Rock Rules Top 3 on Billboard’s Album Sales Chart
Rock rules Billboard’s Top Album Sales chart (dated March 20), as new albums from Chevelle, Kings of Leon and A Day to Remember debut at Nos. 1-3, respectively. It’s the first time in eight months…
Rock rules Billboard’s Top Album Sales chart (dated March 20), as new albums from Chevelle, Kings of Leon and A Day to Remember debut at Nos. 1-3, respectively. It’s the first time in eight months the top three selling albums of the week in the U.S. have all been rock efforts.

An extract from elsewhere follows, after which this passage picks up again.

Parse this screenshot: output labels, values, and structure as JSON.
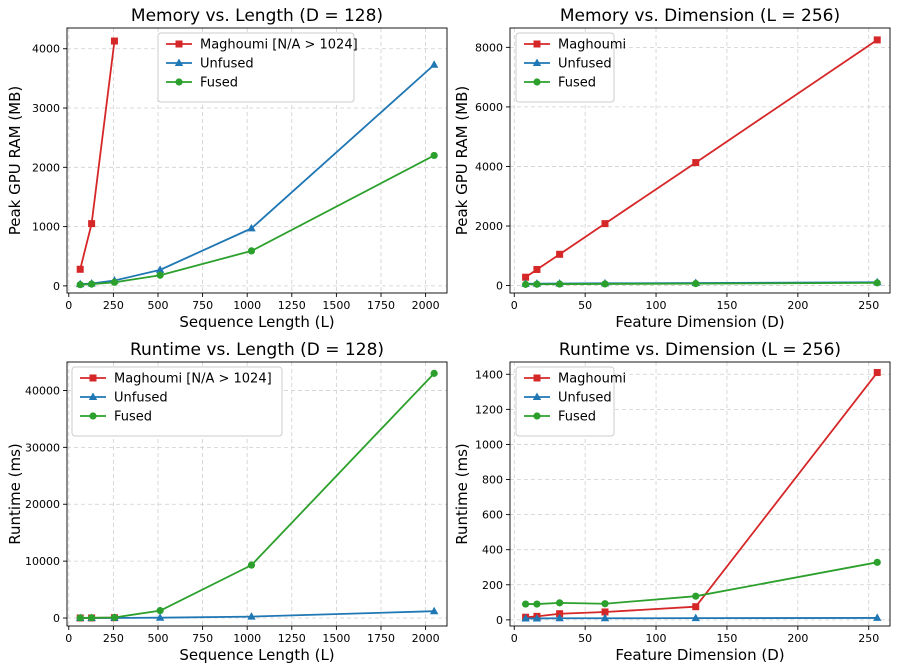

Billboard’s Top Album Sales chart ranks the top-selling albums of the week based only on traditional album sales. The chart’s history dates back to May 25, 1991, the first week Billboard began tabulating charts with electronically monitored piece count information from SoundScan, now MRC Data. Pure album sales were the measurement solely utilized by the Billboard 200 albums chart through the list dated Dec. 6, 2014, after which that chart switched to a methodology that blends album sales with track equivalent album units and streaming equivalent album units. For all chart news, follow @billboard and @billboardcharts on both Twitter and Instagram.
Chevelle achieves its first No. 1 on Top Album Sales, as the act’s latest studio set, Niratias, bows atop the list with 24,000 copies sold in the week ending March 11. In total, the new album is Chevelle’s fifth top 10 on the tally.
Kings of Leon’s latest release, When You See Yourself, debuts at No. 2 with 22,000 sold — scoring the band its fifth top 10 as well. A Day to Remember logs its second top 10, as its new studio effort You’re Welcome bows at No. 3 with 16,000 sold.
The last time Nos. 1-3 on Top Album Sales were all rock albums was on the July 11, 2020-dated chart. That week, Haim’s Women in Music, Pt. III debuted at No. 1, Khruangbin’s Mordechai started at No. 2 and Bob Dylan’s Rough and Rowdy Ways fell 1-3 in its second week. (Rock albums are defined as those that have charted on Billboard’s Top Rock Albums chart.)
Back on the new Top Album Sales chart, Billie Eilish’s When We All Fall Asleep, Where Do We Go? rises 11-4 with 6,100 sold (up 3%), Morgan Wallen’s Dangerous: The Double Album bounces 10-5 with 5,800 (down 9%) and BTS’ Be is a non-mover at No. 6 with 5,800 (down 20%).
Black Sabbath’s 1980 album Heaven and Hell debuts at No. 7 on Top Album Sales with just over 5,600 copies sold in the week ending March 11. The set was remastered and reissued on March 5 with bonus tracks. (All versions of Heaven and Hell are combined for sales tracking and charting purposes.) Heaven and Hell peaked at No. 28 on the Billboard 200 chart dated July 19, 1980.
Harry Styles’ former Top Album Sales No. 1 Fine Line rises 14-8 with 5,600 sold (up 11%) and Kids See Ghosts’ self-titled album re-enters the chart at No. 9 with nearly 5,600 sold (up 430%). The latter’s huge increase is owed to its release on translucent pink vinyl LP, exclusive to Target stores. On the Vinyl Albums chart, the set re-enters at No. 3 with 5,500 copies sold on vinyl.
Rounding out the new top 10 of the latest Top Album Sales chart is Willie Nelson’s jazz set, That’s Life, which falls 2-10 in its second week (5,400 sold; down 55%).